Energy giant Royal Dutch Shell reported Thursday that its second-quarter profit dropped 56% to $5 billion as oil and gas prices and refining margins fell.
The results, which missed analyst forecasts, showed that while high energy prices have boosted Shell's earnings in recent quarters, it has left the company vulnerable to declines when prices revert to more normal levels.
Shell said it would slow its share buyback program to $3 billion for the next three months, down from $3.6 billion in the previous quarter. However, it raised its dividend to $0.33 per share as planned in June and said buybacks of at least $2.5 billion will be announced with its Q3 results.

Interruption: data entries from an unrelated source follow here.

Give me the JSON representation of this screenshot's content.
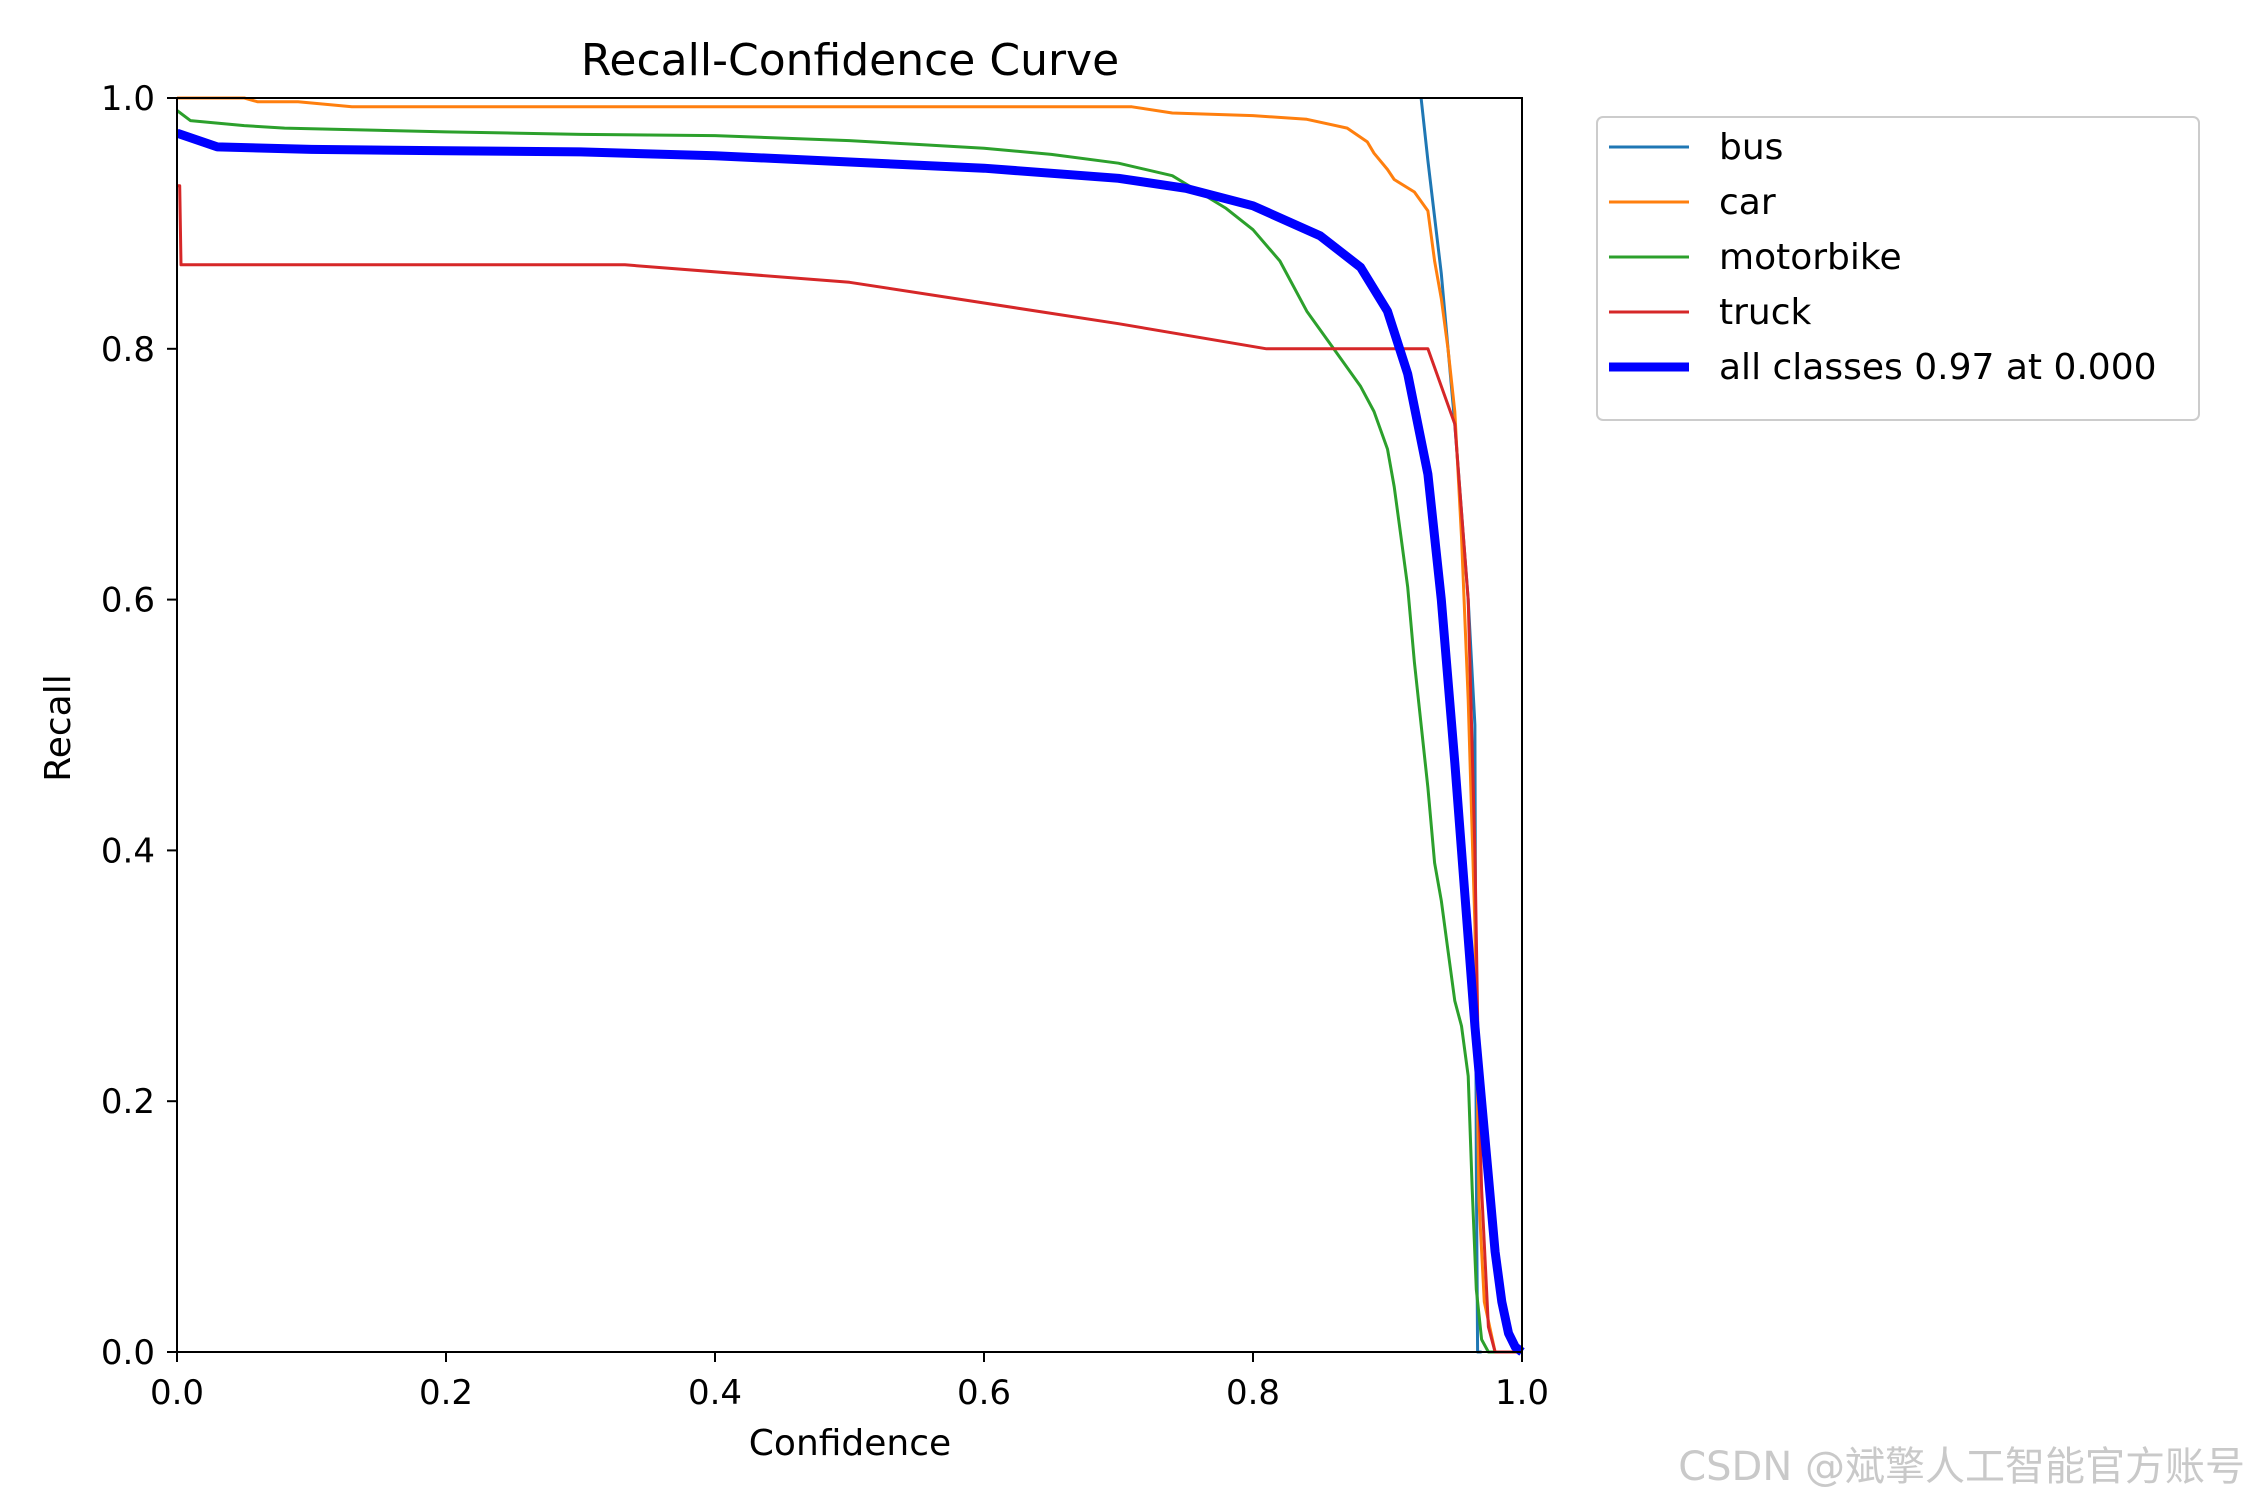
{
  "chart_data": {
    "type": "line",
    "title": "Recall-Confidence Curve",
    "xlabel": "Confidence",
    "ylabel": "Recall",
    "xlim": [
      0,
      1
    ],
    "ylim": [
      0,
      1
    ],
    "xticks": [
      "0.0",
      "0.2",
      "0.4",
      "0.6",
      "0.8",
      "1.0"
    ],
    "yticks": [
      "0.0",
      "0.2",
      "0.4",
      "0.6",
      "0.8",
      "1.0"
    ],
    "grid": false,
    "legend_position": "outside-right-top",
    "series": [
      {
        "name": "bus",
        "color": "#1f77b4",
        "line_width": "thin",
        "x": [
          0.925,
          0.93,
          0.94,
          0.95,
          0.96,
          0.965,
          0.966,
          0.967,
          0.97
        ],
        "y": [
          1.0,
          0.95,
          0.86,
          0.74,
          0.6,
          0.5,
          0.15,
          0.0,
          0.0
        ]
      },
      {
        "name": "car",
        "color": "#ff7f0e",
        "line_width": "thin",
        "x": [
          0.0,
          0.05,
          0.06,
          0.09,
          0.13,
          0.2,
          0.3,
          0.5,
          0.6,
          0.71,
          0.74,
          0.8,
          0.84,
          0.87,
          0.885,
          0.89,
          0.9,
          0.905,
          0.92,
          0.93,
          0.935,
          0.94,
          0.945,
          0.95,
          0.955,
          0.96,
          0.965,
          0.968,
          0.972,
          0.98,
          1.0
        ],
        "y": [
          1.0,
          1.0,
          0.997,
          0.997,
          0.993,
          0.993,
          0.993,
          0.993,
          0.993,
          0.993,
          0.988,
          0.986,
          0.983,
          0.976,
          0.965,
          0.956,
          0.943,
          0.935,
          0.925,
          0.91,
          0.87,
          0.84,
          0.8,
          0.75,
          0.65,
          0.52,
          0.34,
          0.12,
          0.04,
          0.0,
          0.0
        ]
      },
      {
        "name": "motorbike",
        "color": "#2ca02c",
        "line_width": "thin",
        "x": [
          0.0,
          0.01,
          0.03,
          0.05,
          0.08,
          0.12,
          0.2,
          0.25,
          0.3,
          0.4,
          0.45,
          0.5,
          0.55,
          0.6,
          0.65,
          0.7,
          0.74,
          0.76,
          0.78,
          0.8,
          0.82,
          0.84,
          0.86,
          0.87,
          0.88,
          0.89,
          0.9,
          0.905,
          0.91,
          0.915,
          0.92,
          0.93,
          0.935,
          0.94,
          0.945,
          0.95,
          0.955,
          0.96,
          0.963,
          0.966,
          0.97,
          0.975,
          1.0
        ],
        "y": [
          0.99,
          0.982,
          0.98,
          0.978,
          0.976,
          0.975,
          0.973,
          0.972,
          0.971,
          0.97,
          0.968,
          0.966,
          0.963,
          0.96,
          0.955,
          0.948,
          0.938,
          0.925,
          0.912,
          0.895,
          0.87,
          0.83,
          0.8,
          0.785,
          0.77,
          0.75,
          0.72,
          0.69,
          0.65,
          0.61,
          0.55,
          0.45,
          0.39,
          0.36,
          0.32,
          0.28,
          0.26,
          0.22,
          0.13,
          0.05,
          0.01,
          0.0,
          0.0
        ]
      },
      {
        "name": "truck",
        "color": "#d62728",
        "line_width": "thin",
        "x": [
          0.0,
          0.002,
          0.003,
          0.005,
          0.1,
          0.2,
          0.333,
          0.5,
          0.7,
          0.81,
          0.92,
          0.93,
          0.95,
          0.96,
          0.965,
          0.968,
          0.97,
          0.975,
          0.98,
          1.0
        ],
        "y": [
          0.93,
          0.93,
          0.867,
          0.867,
          0.867,
          0.867,
          0.867,
          0.853,
          0.82,
          0.8,
          0.8,
          0.8,
          0.74,
          0.6,
          0.4,
          0.2,
          0.13,
          0.02,
          0.0,
          0.0
        ]
      },
      {
        "name": "all classes 0.97 at 0.000",
        "color": "#0000ff",
        "line_width": "thick",
        "x": [
          0.0,
          0.03,
          0.1,
          0.2,
          0.3,
          0.4,
          0.5,
          0.6,
          0.7,
          0.75,
          0.8,
          0.85,
          0.88,
          0.9,
          0.915,
          0.93,
          0.94,
          0.95,
          0.955,
          0.96,
          0.965,
          0.97,
          0.975,
          0.98,
          0.985,
          0.99,
          0.995,
          1.0
        ],
        "y": [
          0.972,
          0.961,
          0.959,
          0.958,
          0.957,
          0.954,
          0.949,
          0.944,
          0.936,
          0.928,
          0.914,
          0.89,
          0.865,
          0.83,
          0.78,
          0.7,
          0.6,
          0.47,
          0.4,
          0.33,
          0.26,
          0.2,
          0.14,
          0.08,
          0.04,
          0.015,
          0.004,
          0.0
        ]
      }
    ]
  },
  "watermark": "CSDN @斌擎人工智能官方账号"
}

The adjusted earnings of $5.1 billion compared to a record $11.5 billion a year earlier and came in below analyst projections of $5.8 billion.
Shell attributed the lower profit mainly to weaker liquefied natural gas trading, lower oil and gas prices, reduced refining margins and lower sales volumes compared to the previous quarter. Benchmark Brent crude averaged $80 a barrel in Q2, down from $110 a year earlier.
Shell reduced its net debt to $40.3 billion, helping lower its gearing ratio by 1 percentage point to 17%. Shell's CEO said the company will continue prioritizing share buybacks "given the value that our shares represent."
Shell shares fell 1.7% on the results on Thursday amid weaker-than-expected earnings from its upstream and chemicals divisions, according to analysts. The company sees results improving in the third quarter amid higher oil prices and stable natural gas prices.